Probably not worth it, no.

> >
> > > + * There's no race if a message comes in between the check in the while
> > > + * loop above and the ack below: If a new messages arrives inbetween
> > > + * those two the interrupt will just fire again immediately after the
> > > + * ack since it's level sensitive.
> >
> > I don't quite understand the reasoning. Why have IRQ controls at all
> > then on the M3?
>
> Re-read the two lines just above this one. If the interrupt is not acked here
> it will keep firing even when there are no new messages.
> But it's fine to ack it even when there are message available since it will
> just trigger again immediately.

Got it, thanks.

> > > + /*
> > > + * Only some variants of this mailbox HW provide interrupt control
> > > + * at the mailbox level. We therefore need to handle enabling/disabling
> > > + * interrupts at the main interrupt controller anyway for hardware that
> > > + * doesn't.
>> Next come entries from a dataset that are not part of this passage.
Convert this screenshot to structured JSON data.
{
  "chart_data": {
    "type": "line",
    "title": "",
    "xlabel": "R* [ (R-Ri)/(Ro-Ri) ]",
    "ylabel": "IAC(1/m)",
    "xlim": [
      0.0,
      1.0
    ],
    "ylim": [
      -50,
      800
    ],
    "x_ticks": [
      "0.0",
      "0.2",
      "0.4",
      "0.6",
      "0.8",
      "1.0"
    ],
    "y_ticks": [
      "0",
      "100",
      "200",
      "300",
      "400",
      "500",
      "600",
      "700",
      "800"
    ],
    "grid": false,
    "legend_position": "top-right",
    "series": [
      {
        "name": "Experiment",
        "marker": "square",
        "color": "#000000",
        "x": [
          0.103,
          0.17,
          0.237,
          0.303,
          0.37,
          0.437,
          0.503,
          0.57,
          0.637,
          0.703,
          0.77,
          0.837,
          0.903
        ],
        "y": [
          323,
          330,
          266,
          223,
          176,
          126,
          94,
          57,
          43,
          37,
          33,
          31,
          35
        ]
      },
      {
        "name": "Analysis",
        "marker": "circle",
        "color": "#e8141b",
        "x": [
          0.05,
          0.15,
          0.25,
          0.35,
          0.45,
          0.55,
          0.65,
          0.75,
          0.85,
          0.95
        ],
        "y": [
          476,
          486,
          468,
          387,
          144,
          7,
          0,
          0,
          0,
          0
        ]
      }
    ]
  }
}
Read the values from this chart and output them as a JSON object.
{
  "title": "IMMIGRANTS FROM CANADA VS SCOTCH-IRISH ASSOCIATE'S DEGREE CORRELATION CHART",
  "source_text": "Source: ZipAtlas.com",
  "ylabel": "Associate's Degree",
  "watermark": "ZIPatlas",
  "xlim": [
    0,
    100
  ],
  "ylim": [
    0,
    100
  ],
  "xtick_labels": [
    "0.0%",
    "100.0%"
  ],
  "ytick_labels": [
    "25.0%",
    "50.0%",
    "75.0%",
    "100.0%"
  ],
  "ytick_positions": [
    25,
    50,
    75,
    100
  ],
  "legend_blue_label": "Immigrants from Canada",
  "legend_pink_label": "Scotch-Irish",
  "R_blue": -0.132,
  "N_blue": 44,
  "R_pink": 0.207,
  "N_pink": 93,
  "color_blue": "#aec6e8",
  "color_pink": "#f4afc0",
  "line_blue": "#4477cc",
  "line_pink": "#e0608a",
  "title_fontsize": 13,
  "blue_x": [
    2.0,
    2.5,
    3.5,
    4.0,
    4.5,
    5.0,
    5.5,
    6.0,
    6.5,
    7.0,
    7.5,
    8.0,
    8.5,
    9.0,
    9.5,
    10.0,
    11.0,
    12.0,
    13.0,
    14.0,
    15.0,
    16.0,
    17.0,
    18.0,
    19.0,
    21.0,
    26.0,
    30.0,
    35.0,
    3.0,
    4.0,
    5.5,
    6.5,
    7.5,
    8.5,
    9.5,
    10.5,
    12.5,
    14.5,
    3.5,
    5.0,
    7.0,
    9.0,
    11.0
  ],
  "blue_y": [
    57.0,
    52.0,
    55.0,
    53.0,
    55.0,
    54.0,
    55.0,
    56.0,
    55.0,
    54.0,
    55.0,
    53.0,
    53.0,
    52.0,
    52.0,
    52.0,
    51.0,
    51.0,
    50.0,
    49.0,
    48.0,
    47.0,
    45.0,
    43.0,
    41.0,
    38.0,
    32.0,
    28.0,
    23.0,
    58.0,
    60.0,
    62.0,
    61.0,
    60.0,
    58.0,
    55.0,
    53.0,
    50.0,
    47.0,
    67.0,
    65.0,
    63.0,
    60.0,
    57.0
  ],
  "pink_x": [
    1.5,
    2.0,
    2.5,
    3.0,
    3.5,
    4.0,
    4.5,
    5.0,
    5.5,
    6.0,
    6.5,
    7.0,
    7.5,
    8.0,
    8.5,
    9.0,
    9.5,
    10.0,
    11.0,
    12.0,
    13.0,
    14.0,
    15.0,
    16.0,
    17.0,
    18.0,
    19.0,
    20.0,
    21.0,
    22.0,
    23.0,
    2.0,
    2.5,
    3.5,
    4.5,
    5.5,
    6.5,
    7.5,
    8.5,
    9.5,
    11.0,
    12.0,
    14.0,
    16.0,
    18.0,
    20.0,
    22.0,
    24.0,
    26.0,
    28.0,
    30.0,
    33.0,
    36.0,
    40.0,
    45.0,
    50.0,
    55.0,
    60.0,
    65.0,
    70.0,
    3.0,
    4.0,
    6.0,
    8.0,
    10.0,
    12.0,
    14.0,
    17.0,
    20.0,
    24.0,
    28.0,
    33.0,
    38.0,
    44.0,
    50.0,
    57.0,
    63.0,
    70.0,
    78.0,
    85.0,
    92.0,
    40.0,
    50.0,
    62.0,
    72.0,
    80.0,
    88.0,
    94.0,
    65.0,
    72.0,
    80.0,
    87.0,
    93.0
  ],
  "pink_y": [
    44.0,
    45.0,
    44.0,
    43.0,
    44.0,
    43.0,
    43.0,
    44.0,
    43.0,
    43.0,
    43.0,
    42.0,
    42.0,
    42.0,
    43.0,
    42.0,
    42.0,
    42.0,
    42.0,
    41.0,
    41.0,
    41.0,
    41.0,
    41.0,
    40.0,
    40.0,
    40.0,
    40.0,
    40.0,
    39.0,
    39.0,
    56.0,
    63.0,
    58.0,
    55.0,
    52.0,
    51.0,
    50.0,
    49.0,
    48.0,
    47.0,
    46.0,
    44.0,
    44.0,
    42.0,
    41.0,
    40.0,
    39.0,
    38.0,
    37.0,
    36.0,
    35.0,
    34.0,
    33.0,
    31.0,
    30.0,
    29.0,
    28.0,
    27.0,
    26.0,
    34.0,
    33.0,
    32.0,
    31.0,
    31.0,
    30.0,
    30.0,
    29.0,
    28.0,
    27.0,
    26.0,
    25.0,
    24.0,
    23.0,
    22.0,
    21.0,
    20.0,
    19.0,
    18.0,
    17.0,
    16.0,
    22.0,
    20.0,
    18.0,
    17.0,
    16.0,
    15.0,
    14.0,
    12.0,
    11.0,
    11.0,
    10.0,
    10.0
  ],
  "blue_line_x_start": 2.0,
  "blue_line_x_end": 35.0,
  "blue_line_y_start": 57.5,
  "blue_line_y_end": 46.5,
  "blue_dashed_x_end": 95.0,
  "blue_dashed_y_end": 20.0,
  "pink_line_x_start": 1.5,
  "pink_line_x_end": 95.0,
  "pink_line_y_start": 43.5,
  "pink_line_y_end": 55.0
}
Just always keep the interrupts we care about enabled at
> > > + * the mailbox level so that both hardware revisions behave almost
> > > + * the same.
> > > + */
> >
> > Cute. Does macOS do this? Are there any tradeoffs?
>
> Not sure if macOS does is and I also don't see a reason to care what it
> does exactly. I've verified that this works with the M3 mailboxes.
> I also don't see why there would there be any tradeoffs.
> Do you have anything specific in mind?
>
> I suspect this HW was used in previous SoCs where all four interrupts
> shared a single line and required this chained interrupt controller
> at the mailbox level. But since they are all separate on the M1 it's
> just a nuisance we have to deal with - especially since the ASC
> variant got rid of the interrupt controls.

Makes sense for a legacy block 👍